TIES 2024

TIES 2024

Leveraging Big Data and AI for Disaster Resilience and Recovery: A Step towards a Safer Future

Conference

TIES 2024

Format: CPS Abstract - TIES 2024

Keywords: sensors

Abstract

The increasing frequency and intensity of natural disasters necessitates innovative approaches to enhance disaster resistance and recovery. This study explores the integration of Big Data and Artificial Intelligence as trans-formative tools in disaster management. For that I propose a multi-faceted methodology that leverage real-time data analytics, predictive modeling and machine learning algorithm to improved preparedness, response, and recovery efforts. The approach utilizes diverse data sources, including satellite imagery, social media feeds, weather patterns and historical incident reports, to create a comprehensive understanding of disaster dynamics.
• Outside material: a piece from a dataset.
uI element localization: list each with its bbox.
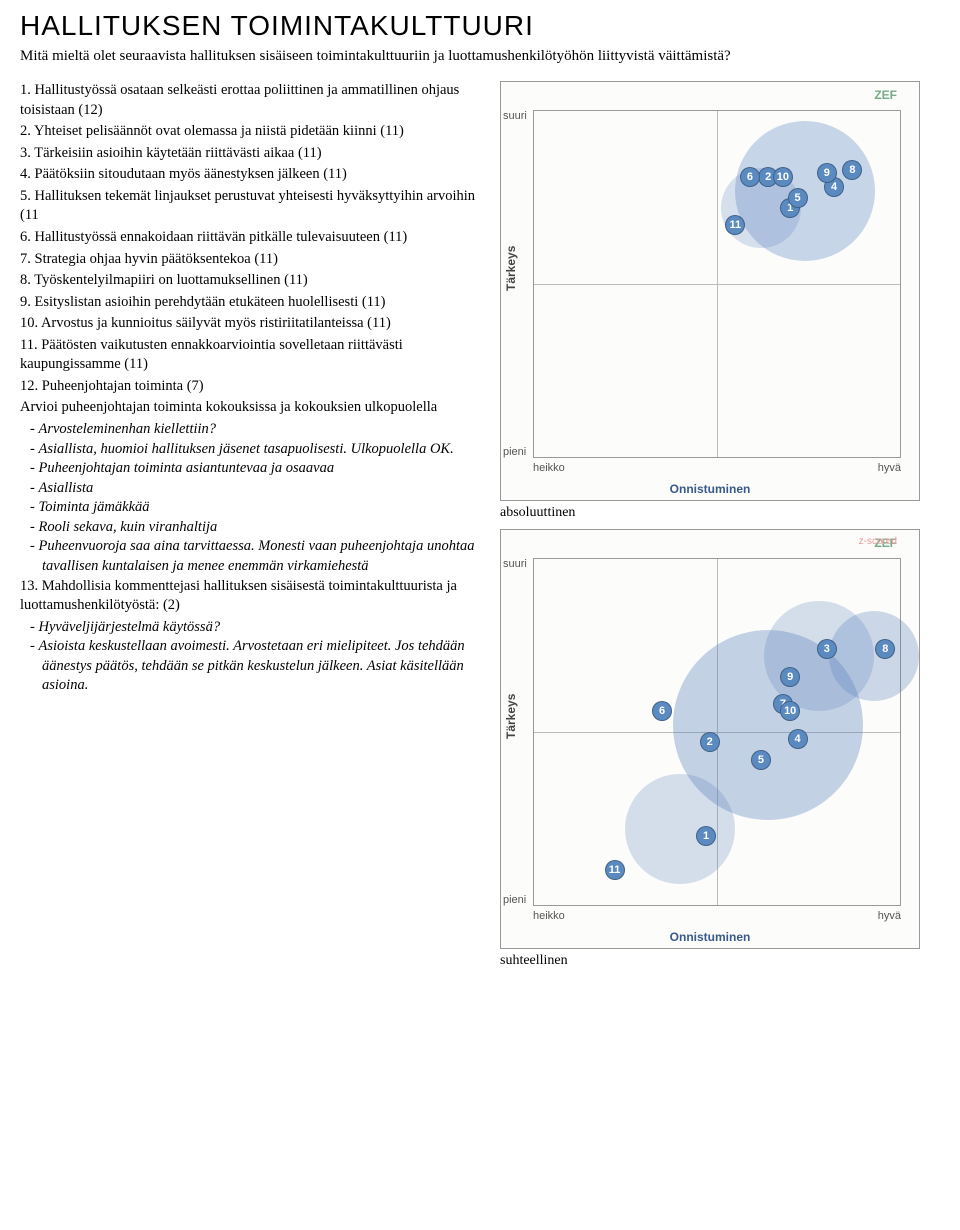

We implement on AI-driven framework that identifies vulnerability hotpots, predicts potential disaster impacts and optimizes resource allocation during recovery phases.
Through case studies, I demonstrate how this methodology can enhance decision-making for emergency res-ponders. Improve communication strategies with affected communities, faster resilience infrastructure Department. The findings suggest that the adoption of these technologies not only facilitate timely intervention and resource management but also fasters community engagement and awareness.
The following method can be used for better result on Leveraging Big Data and AI for Disaster Resilience and Recovery. That’s are- (1) Data Collection: Aggregating data from multiple sources, (2) Data processing and Integration- Utilizing data fusion technologies to combine heterogeneous data types into a unified framework. (3) predictive modeling-Implementing machine learning algorithms (e.g.-random forest, Neural Networks) (4) Real time. Analytics (5) Resource optimization. (6) Post Disaster-Evaluation (7) Community engagement and education (8) Continuous improvement loop.
By adopting data driven method framework, organization and governments can enhance disaster resilience and recovery efforts The seamless integration of Big Data and AI facilitate proactive risk management, informed decision-making and ultimately, better outcomes for affected communities. Effective implementation of this method hinges on continuous data quality improvement, stakeholder collaboration, and adaptability to evolving technological landscapes.